As Desmond Tutu and Nelson Mandela discovered in South Africa,
            with the establishment of the Truth and Reconciliation Commission.
Only truth has the capacity to effectively counter violence.
            Only truth can un-spin the web of deceit which ensnares the unwary
                        in its violent embrace.
 
Covetousness is a secret sin of the heart,
            the desiring of that which is not ours,
            whether that is land, power, possessions, or status.
 
But truth brings that which is hidden into the light.
 
Even love, if it is love without truth, can be as dangerous
            as any open hostility.
 
If peace between the brothers and sisters of Jesus
            is to be real, it must be peace without illusion.
 
Truth is key to reconciliation,
            which is why Jesus instructs the person who has been wronged
                        to take with them ‘one or two’,
            so that together they form the ‘two or three’ witnesses
                        stipulated by the book of Deuteronomy (19.15)
                        as necessary for the establishment of truthful testimony.
 
Truth-telling in the face of conflict,
            is a gift that the community of Christ’s people can offer to the world.
If we can learn to model it between ourselves,
            and learn what it is to inhabit the peace of Christ,
then we become equipped and prepared to live that peace into being
            in all areas and spheres of our lives.
 
How can the world be changed?
            How can we make any difference to the conflicts that divide humanity?
Well, says Jesus, it begins with us, here and now.
            It begins with those who follow him,
                        as we learn what it means to relate in new ways,
            as we see relationships transformed,
                        and healing brought through truth to those who are divided.
 
And yet, the truth is often the last thing
            most of us want to know about ourselves!
We may say that the truth saves us,
            but in fact we know that any truth,
                        particularly the truth that is in Jesus,
            is as disturbing, as it is fulfilling.
 
How will we react,
            if someone comes to us,
            to point out to us the error of our own ways?
How will we respond,
            when someone tells us how much we have hurt them?

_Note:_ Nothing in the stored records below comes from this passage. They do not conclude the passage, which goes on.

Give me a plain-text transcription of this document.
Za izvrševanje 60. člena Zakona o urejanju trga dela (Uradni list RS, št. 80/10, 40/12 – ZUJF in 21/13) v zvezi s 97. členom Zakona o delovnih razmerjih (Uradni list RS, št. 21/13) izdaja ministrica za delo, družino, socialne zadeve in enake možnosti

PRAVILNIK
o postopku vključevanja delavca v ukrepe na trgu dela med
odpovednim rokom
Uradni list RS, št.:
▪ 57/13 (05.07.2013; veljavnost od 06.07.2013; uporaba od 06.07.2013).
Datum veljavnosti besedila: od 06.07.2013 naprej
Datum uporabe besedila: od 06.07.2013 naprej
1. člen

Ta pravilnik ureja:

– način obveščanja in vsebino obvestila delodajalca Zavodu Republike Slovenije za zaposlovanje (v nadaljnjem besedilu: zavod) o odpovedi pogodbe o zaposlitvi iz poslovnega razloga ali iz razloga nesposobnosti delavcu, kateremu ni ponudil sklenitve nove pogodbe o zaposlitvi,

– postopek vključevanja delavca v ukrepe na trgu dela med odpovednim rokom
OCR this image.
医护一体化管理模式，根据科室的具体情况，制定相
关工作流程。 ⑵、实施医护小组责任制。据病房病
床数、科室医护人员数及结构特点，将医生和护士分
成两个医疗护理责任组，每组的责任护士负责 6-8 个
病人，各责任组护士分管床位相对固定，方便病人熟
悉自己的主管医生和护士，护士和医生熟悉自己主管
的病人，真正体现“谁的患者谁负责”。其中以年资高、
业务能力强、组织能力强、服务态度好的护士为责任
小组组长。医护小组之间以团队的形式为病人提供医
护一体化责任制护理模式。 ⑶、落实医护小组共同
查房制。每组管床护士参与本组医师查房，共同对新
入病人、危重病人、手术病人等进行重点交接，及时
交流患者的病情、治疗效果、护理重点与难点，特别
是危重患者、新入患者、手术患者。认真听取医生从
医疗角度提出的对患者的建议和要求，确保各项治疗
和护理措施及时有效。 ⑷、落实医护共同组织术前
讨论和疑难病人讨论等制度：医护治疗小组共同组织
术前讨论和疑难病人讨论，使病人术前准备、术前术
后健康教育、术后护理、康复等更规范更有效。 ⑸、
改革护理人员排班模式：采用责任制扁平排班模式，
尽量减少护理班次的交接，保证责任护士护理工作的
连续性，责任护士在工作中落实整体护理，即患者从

Self-righteousness is only ever a small step away,
            as the shutters come down,
            and we retreat to our world of illusion
                        where we are the stars of our own little universe
                        with everyone else playing merely supporting roles.
 
And even those who take seriously the journey towards truth,
            those who take Jesus at his word when he says
            that ‘the truth shall set you free’(Jn 8.32),
will find that the truth is often painful,
            and that the revelation of our own inner capacity to harm others,
                        and to engage in acts of destruction
                        against those we love, as well as those we hate,
            is a truth that comes only by great effort,
                        and by the grace of God.
 
But this is why Jesus insists that those who would follow him
            cannot let sins go unchallenged.
If we fail to challenge one another in our sins,
            we in fact abandon one another to our sins.

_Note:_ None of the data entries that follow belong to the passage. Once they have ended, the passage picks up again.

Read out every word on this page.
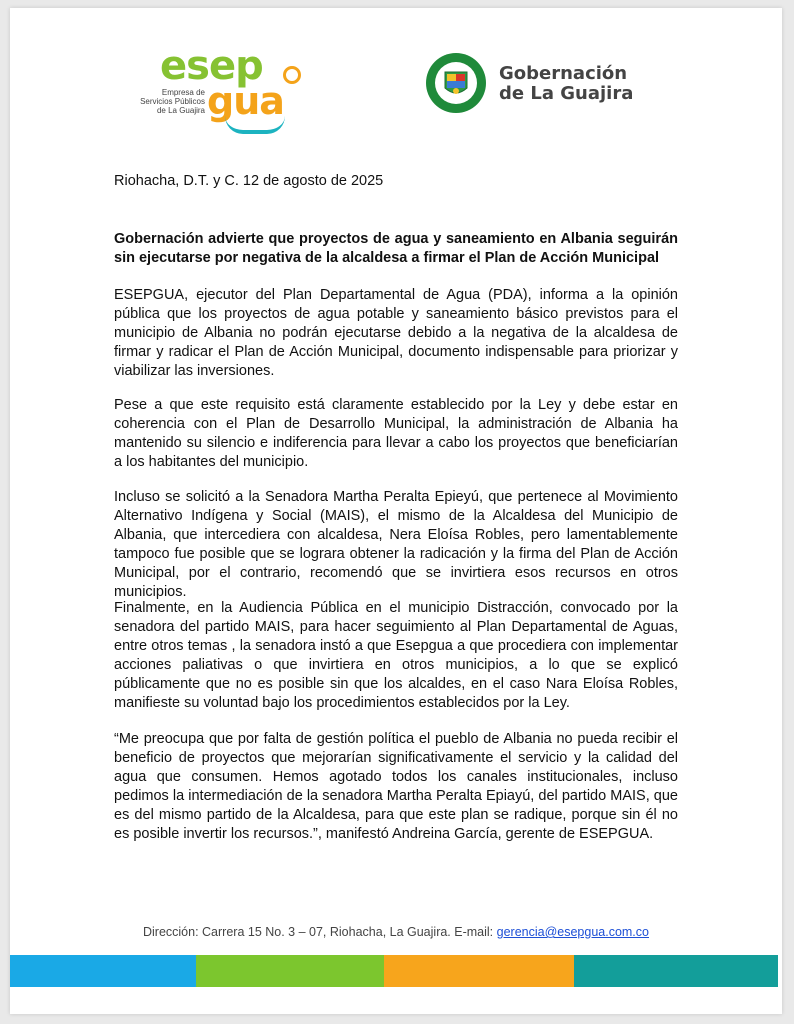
esep
gua
Empresa de
Servicios Públicos
de La Guajira
Gobernación
de La Guajira
Riohacha, D.T. y C. 12 de agosto de 2025
Gobernación advierte que proyectos de agua y saneamiento en Albania seguirán sin ejecutarse por negativa de la alcaldesa a firmar el Plan de Acción Municipal
ESEPGUA, ejecutor del Plan Departamental de Agua (PDA), informa a la opinión pública que los proyectos de agua potable y saneamiento básico previstos para el municipio de Albania no podrán ejecutarse debido a la negativa de la alcaldesa de firmar y radicar el Plan de Acción Municipal, documento indispensable para priorizar y viabilizar las inversiones.
Pese a que este requisito está claramente establecido por la Ley y debe estar en coherencia con el Plan de Desarrollo Municipal, la administración de Albania ha mantenido su silencio e indiferencia para llevar a cabo los proyectos que beneficiarían a los habitantes del municipio.
Incluso se solicitó a la Senadora Martha Peralta Epieyú, que pertenece al Movimiento Alternativo Indígena y Social (MAIS), el mismo de la Alcaldesa del Municipio de Albania, que intercediera con alcaldesa, Nera Eloísa Robles, pero lamentablemente tampoco fue posible que se lograra obtener la radicación y la firma del Plan de Acción Municipal, por el contrario, recomendó que se invirtiera esos recursos en otros municipios.
Finalmente, en la Audiencia Pública en el municipio Distracción, convocado por la senadora del partido MAIS, para hacer seguimiento al Plan Departamental de Aguas, entre otros temas , la senadora instó a que Esepgua a que procediera con implementar acciones paliativas o que invirtiera en otros municipios, a lo que se explicó públicamente que no es posible sin que los alcaldes, en el caso Nara Eloísa Robles, manifieste su voluntad bajo los procedimientos establecidos por la Ley.
“Me preocupa que por falta de gestión política el pueblo de Albania no pueda recibir el beneficio de proyectos que mejorarían significativamente el servicio y la calidad del agua que consumen. Hemos agotado todos los canales institucionales, incluso pedimos la intermediación de la senadora Martha Peralta Epiayú, del partido MAIS, que es del mismo partido de la Alcaldesa, para que este plan se radique, porque sin él no es posible invertir los recursos.”, manifestó Andreina García, gerente de ESEPGUA.
Dirección: Carrera 15 No. 3 – 07, Riohacha, La Guajira. E-mail: gerencia@esepgua.com.co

We show how little we love each another,
            when we refuse to engage in the hard work of reconciliation.
 
And yet, says Jesus, we cannot afford to ignore this,
            because our actions here today have eternal consequences.
 
When we loose someone from the chains of sin,
            when we cut the bonds of behaviours
            that bind people into destructive patterns,
then we loose them for eternity.
 
When we cut someone free from the web of deceit
            with the sharp edged sword of truth,
            they are free indeed.
 
The kingdom of Heaven breaks into our midst
            when people take decisive action to bind the Satan’s power
                        to deceive, distort, and demean.
And Heaven and earth collide
            when people find release to the new life
            that is theirs in Christ Jesus
 


[2] What follows draws on Stanley Hauerwas, Matthew, SCM Theological Commentary, pp. 165-166.